For the last three years, a group of hackers known as Sandworm, believed to be based in Russia, have waged cyberwar in Ukraine. They've hacked government agencies, businesses, and in two climactic attacks, turned off the power to hundreds of thousands of people in the only confirmed hacker blackouts in history.
This year, the full extent of their skills became clearer in June with the revelation of a piece of malware the group used in the second of those two attacks known as Industroyer or Crash Override. That automated and highly adaptable power-killing tool represents only the second piece of malicious code in history, after Stuxnet, designed specifically to disrupt physical equipment. Almost immediately after that discovery, security analysts linked Sandworm with the NotPetya malware that rippled through Ukraine and then across the world, causing nine-figure damages to companies as major as Maersk, Merck, and FedEx.
Sandworm wasn't the only group that graduated from targeted attacks to mass mayhem in 2017. The hacker team known as Lazarus, which security researchers believe works on behalf of the North Korean government, did as well. In recent years Lazarus has destroyed hundreds of computers at Sony, and stolen tens of millions of dollars from banks in Bangladesh, Poland, and Vietnam, making it the world's most active profit-driven, state-sponsored cybercriminal organization.
But this year, Lazarus was linked to what was likely its most damaging attack yet: WannaCry ransomware worm. Only a few amateur mistakes the hackers made, including a "kill-switch" built into the malware, stopped it before it reached the US. But the first-of-its-kind attack should be read as a warning: Lazarus will return.
Trump's presidency has emboldened American white supremacists, so-called "white nationalists," and full-blown Nazis to a level they haven't enjoyed in decades. The Daily Stormer, the paper of record for those despicable groups, has come to represent how those racists have both exploited and tested the limits of the internet's free speech principles. And Andrew Anglin, the site's creator, is the human embodiment of the web's worst racist, misogynist, and anti-semitic streak. Anglin's Holocaust denial and calls for separation of races may look like mere trolling. But after Unite the Right's racist rally in Charlottesville in August that ended in the death of a counter-protestor, the very real danger of that neo-nazism became clear. And despite being kicked off numerous web hosts and even abandoned by its DDOS protection firm Cloudflare, the site has managed to hold onto a perch online and keep spewing its fascist vitriol.

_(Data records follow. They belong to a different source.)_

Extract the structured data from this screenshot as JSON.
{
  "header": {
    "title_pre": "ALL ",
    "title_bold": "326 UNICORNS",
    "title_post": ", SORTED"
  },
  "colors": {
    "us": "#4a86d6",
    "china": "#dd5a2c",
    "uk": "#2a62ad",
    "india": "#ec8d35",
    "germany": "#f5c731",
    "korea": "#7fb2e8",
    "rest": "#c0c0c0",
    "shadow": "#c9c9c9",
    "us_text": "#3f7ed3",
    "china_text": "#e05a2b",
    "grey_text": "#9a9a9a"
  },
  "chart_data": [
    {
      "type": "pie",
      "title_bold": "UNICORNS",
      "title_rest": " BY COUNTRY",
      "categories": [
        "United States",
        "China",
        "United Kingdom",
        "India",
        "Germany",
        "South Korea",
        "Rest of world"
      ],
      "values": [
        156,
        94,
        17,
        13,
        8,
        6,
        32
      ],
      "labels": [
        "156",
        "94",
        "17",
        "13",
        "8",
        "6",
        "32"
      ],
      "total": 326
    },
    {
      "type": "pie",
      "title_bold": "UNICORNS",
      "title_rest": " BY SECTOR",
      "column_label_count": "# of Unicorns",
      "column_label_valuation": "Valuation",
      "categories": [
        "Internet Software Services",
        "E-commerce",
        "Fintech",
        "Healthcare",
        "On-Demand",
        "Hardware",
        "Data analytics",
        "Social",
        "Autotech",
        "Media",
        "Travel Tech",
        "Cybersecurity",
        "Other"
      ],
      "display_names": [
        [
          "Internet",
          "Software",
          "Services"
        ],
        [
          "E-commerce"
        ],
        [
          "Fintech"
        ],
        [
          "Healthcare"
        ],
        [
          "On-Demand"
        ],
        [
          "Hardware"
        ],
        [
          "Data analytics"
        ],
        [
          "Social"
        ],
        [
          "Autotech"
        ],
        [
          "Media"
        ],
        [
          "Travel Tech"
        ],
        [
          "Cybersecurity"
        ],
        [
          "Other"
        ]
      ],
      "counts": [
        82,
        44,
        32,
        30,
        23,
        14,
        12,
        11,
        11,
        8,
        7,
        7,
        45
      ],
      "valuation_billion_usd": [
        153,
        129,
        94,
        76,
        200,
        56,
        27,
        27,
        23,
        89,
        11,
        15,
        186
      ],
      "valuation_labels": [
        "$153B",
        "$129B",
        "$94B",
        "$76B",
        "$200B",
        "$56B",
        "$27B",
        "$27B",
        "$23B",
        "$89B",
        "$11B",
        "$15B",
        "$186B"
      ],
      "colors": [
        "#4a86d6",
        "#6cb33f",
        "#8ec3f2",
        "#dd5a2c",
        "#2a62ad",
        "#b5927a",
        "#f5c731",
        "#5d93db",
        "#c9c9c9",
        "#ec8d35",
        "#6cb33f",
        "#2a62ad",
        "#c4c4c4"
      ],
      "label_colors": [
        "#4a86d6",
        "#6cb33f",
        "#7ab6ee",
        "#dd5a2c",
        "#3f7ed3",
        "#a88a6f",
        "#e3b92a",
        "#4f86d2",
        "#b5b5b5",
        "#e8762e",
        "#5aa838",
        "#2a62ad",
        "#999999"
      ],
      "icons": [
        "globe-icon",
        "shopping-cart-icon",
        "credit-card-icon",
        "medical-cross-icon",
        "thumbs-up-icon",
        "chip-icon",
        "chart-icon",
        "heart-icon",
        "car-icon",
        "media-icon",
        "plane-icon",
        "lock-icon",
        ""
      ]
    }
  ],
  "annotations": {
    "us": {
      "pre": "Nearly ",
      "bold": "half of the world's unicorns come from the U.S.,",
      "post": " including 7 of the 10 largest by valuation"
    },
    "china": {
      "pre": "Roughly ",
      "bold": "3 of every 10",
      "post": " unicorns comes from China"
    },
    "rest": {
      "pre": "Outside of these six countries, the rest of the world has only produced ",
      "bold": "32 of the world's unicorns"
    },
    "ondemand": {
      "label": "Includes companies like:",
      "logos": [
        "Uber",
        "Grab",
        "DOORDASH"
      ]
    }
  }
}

Cody Wilson, the founder of the gun access group Defense Distributed, first entered WIRED's list of the most dangerous people for his creation of DIY firearm blueprints, which allowed any one to 3-D print their own firearm components or even entire guns at home. He has since upgraded those techniques, now selling a desktop computer-controlled milling machine that lets anyone carve gun components out of metal.
This year, he announced that his so-called Ghost Gunner machine can now manufacture untraceable metal handguns like Glocks and Colt 45s, a far more concealable weapon than the untraceable AR-15s that he'd previously touted. The danger of those homemade guns became even more clear this year, after 44-year-old mentally disturbed man Kevin Neal used homemade "ghost guns" to kill five people in Northern California.
But not content with merely advancing that gun-control firestorm, Wilson has also launched another, even more controversial project called Hatreon, a kind of crowdfunded donation platform for racists, extremists, and others banned from sites like Kickstarter and Patreon. It currently funnels thousands of dollars a month to figures like Andrew Anglin and neo-nazi Richard Spencer.